02Diagnose
Die unsichtbare Erosion: Warum Unternehmen zu spät reagieren
Eine kritische Situation entsteht selten aus einem einzelnen Auslöser. In der Regel ist es das Zusammenspiel aus Veränderungen im Umfeld und internen Strukturen, die darauf nicht schnell genug reagieren.
Externe Kräfte
Im Umfeld des Unternehmens verschieben sich die Rahmenbedingungen meist früher, als es intern wahrgenommen wird. Für sich genommen lösen diese Veränderungen noch keine Krise aus.

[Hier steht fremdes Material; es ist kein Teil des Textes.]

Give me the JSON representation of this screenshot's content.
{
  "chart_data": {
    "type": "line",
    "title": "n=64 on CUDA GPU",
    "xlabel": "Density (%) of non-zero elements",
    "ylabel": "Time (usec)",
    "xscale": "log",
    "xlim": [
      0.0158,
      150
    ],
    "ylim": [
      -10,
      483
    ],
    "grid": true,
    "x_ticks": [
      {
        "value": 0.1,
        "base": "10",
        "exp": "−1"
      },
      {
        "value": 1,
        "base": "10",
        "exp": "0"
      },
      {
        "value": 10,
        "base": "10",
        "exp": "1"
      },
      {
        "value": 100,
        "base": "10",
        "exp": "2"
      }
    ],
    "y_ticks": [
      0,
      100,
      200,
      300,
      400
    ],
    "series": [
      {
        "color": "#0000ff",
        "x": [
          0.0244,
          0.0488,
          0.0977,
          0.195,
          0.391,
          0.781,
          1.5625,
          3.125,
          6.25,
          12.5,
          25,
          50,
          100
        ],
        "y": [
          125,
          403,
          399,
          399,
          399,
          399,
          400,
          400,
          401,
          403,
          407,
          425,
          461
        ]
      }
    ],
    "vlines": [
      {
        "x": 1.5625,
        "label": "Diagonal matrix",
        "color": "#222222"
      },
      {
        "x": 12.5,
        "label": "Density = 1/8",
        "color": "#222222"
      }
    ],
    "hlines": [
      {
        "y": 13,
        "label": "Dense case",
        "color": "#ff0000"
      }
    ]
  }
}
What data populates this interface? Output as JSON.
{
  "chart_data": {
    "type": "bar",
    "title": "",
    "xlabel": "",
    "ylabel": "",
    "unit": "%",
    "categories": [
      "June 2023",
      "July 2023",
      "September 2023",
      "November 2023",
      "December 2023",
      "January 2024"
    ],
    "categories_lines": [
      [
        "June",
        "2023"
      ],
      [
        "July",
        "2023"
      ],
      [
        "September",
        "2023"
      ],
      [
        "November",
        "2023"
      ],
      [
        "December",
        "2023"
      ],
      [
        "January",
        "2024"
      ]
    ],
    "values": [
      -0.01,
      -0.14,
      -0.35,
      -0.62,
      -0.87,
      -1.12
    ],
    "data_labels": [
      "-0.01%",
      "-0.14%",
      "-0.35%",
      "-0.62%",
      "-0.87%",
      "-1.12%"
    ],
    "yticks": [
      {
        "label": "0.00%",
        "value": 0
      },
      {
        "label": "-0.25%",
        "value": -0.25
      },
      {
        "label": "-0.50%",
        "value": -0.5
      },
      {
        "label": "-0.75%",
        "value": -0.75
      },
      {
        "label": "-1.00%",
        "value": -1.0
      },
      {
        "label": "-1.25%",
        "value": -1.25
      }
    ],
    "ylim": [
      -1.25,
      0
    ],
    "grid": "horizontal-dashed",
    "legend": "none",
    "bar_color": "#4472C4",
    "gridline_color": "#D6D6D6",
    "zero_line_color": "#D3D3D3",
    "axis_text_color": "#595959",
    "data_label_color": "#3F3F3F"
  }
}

Kritisch wird es, wenn sie im Unternehmen zu spät erkannt oder nicht konsequent genug aufgegriffen werden.
Produkt- und Innovationszyklen verkürzen sich spürbar, während technologische Entwicklungen bestehende Angebote verändern und bisher erfolgreiche Lösungen teilweise obsolet machen. Geschäftsmodelle verlieren dadurch schneller an Relevanz als noch vor wenigen Jahren. Gleichzeitig werden Kosten volatiler, die Kapitalbindung steigt und Margen geraten selbst bei stabiler Auslastung zunehmend unter Druck. Auch das Produktportfolio verliert an Attraktivität, zum Beispiel durch neue Technologien oder veränderte Kundenanforderungen.
Interne Verstärker
Im Unternehmen treffen diese Veränderungen häufig auf Strukturen, die für die neue Situation nicht ausgelegt sind. Was von außen kommt, wird dadurch nicht abgefedert, sondern verstärkt sich intern.
Entscheidungsprozesse sind oft zu langsam, um auf neue Anforderungen zu reagieren, Verantwortlichkeiten nicht klar genug definiert und Governance-Strukturen erschweren eine schnelle Priorisierung. Hinzu kommt, dass Organisationen häufig stark ausgelastet sind, ohne dass daraus die erwartete Wirkung entsteht. Besonders in Wachstumsphasen wird das sichtbar: Die Umsätze steigen, aber Prozesse und Strukturen wachsen nicht im gleichen Tempo mit.
Die „graue Zone“ vor der Krise
Ein dritter Faktor wird häufig unterschätzt: die Art, wie Unternehmen diese Entwicklung wahrnehmen und einordnen.
Erste Warnsignale werden relativiert oder als temporäre Schwankung interpretiert. Gleichzeitig wird an bisherigen Erfolgsrezepten festgehalten, während sich der Fokus auf Symptome statt auf die zugrunde liegenden Ursachen richtet. Dadurch verläuft der Übergang von Stabilität zu Krise meist schleichend – und wird häufig erst dann als abrupt wahrgenommen, wenn der Handlungsspielraum bereits deutlich kleiner geworden ist.
So entsteht eine Phase, in der sich Probleme aufbauen, ohne dass sie klar benannt und systematisch aufgearbeitet werden.